Credi che la musica sia solo un "fatto culturale"? Ti sbagli. È il patrimonio genetico della nostra specie. Lo rivela un nuovo studio neurologico, condotto su persone che di musica non ne ascoltano mai: gli "amusici".
Carolina Borella, 23 gennaio 2008
Un rumore di piatti e pentole gettati sul pavimento: ecco che cosa sentono, al posto della musica, le persone affette da amusia (dal greco a-musìa, mancanza di armonia). Niente di piacevole, insomma. In forme più o meno gravi, il 4% della popolazione mondiale soffre di questa patologia, molto spesso congenita, detta anche "sordità tonale". Il cervello degli amusici non riesce a codificare l'intera gamma di variazioni tonali, armoniche e ritmiche di un brano, né a distinguere una melodia dall'altra.
|
||||||
Ciò che ha sorpreso i ricercatori dell'Università di Montreal e del Brams (International Laboratory for Brain, Music and Sound Research) è che l'amusia non è la conseguenza di un deficit organico, anzi: negli amusici le aree cerebrali deputate alla percezione del suono sono più sviluppate del normale.

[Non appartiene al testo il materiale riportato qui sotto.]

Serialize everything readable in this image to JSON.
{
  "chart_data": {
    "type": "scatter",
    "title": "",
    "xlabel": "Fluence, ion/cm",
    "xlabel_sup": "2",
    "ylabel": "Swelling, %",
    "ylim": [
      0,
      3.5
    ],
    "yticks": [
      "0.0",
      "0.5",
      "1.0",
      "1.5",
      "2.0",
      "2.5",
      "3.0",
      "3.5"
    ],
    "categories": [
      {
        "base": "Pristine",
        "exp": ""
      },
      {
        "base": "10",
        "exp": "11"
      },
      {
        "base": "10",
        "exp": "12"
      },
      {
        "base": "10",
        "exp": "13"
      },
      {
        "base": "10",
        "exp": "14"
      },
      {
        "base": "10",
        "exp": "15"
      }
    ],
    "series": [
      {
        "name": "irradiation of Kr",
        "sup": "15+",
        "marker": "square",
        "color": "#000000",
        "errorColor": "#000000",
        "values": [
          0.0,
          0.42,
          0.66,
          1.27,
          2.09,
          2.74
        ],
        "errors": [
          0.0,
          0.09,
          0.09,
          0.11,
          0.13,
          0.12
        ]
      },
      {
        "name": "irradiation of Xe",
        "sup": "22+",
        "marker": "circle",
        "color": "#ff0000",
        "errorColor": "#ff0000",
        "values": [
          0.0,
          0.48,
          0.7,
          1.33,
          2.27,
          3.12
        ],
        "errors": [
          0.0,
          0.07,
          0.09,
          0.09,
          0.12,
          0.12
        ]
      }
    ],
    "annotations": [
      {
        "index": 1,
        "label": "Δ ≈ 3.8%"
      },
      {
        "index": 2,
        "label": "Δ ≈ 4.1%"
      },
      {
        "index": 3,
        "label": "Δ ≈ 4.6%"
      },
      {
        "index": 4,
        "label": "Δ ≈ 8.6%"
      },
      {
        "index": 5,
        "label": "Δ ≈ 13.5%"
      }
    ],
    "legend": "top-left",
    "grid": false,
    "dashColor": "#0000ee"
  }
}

Un'evidenza cui sono giunti studiando due gruppi di ascoltatori, l'uno affetto dalla patologia e l'altro sano, con nuovi metodi applicati alla risonanza magnetica funzionale sul cervello (fMriB, functional magnetic resonance imaging of the brain). La materia grigia aumenta proprio nei punti in cui viene elaborato il messaggio musicale, ovvero nella corteccia uditiva destra e nel giro frontale inferiore. E per la prima volta gli studiosi avanzano l'ipotesi che il fenomeno possa dipendere da una qualche anomalia del cell pruning, quel meccanismo regolatore con cui il nostro organismo elimina le cellule in eccesso durante lo sviluppo dell'embrione (vedi GLOSSARIO) e nei primi mesi di vita. Nel cervello, questa operazione di pulizia porta al dimezzamento delle cellule neuronali dopo il secondo anno di età: nelle persone affette da amusia, ipotizzano i ricercatori, il cell pruning non ha funzionato a dovere e non sono state eliminate abbastanza cellule nelle aree cerebrali interessate alla percezione del suono. Questo spiegherebbe l'addensamento di corteccia.
Problemi di connessione
Ma allora, se la materia grigia aumenta proprio nelle aree musicali del cervello, come mai la capacità di comprendere la musica diminuisce nei soggetti con amusia? Perché il problema, in realtà, sta nella comunicazione tra le diverse regioni della materia grigia, per mezzo di neuroni specializzati. Lo spiega Isabelle Peretz, che studia questa patologia da oltre vent'anni: «l'amusia non è un problema funzionale dei sensi, e la musica non è solo un diletto per le orecchie...». La scoperta fatta dai ricercatori dell'Università di Montreal conferma a questa idea: l'elaborazione dell'informazione musicale ha una base soprattutto genetica, che coinvolge diverse parti del cervello.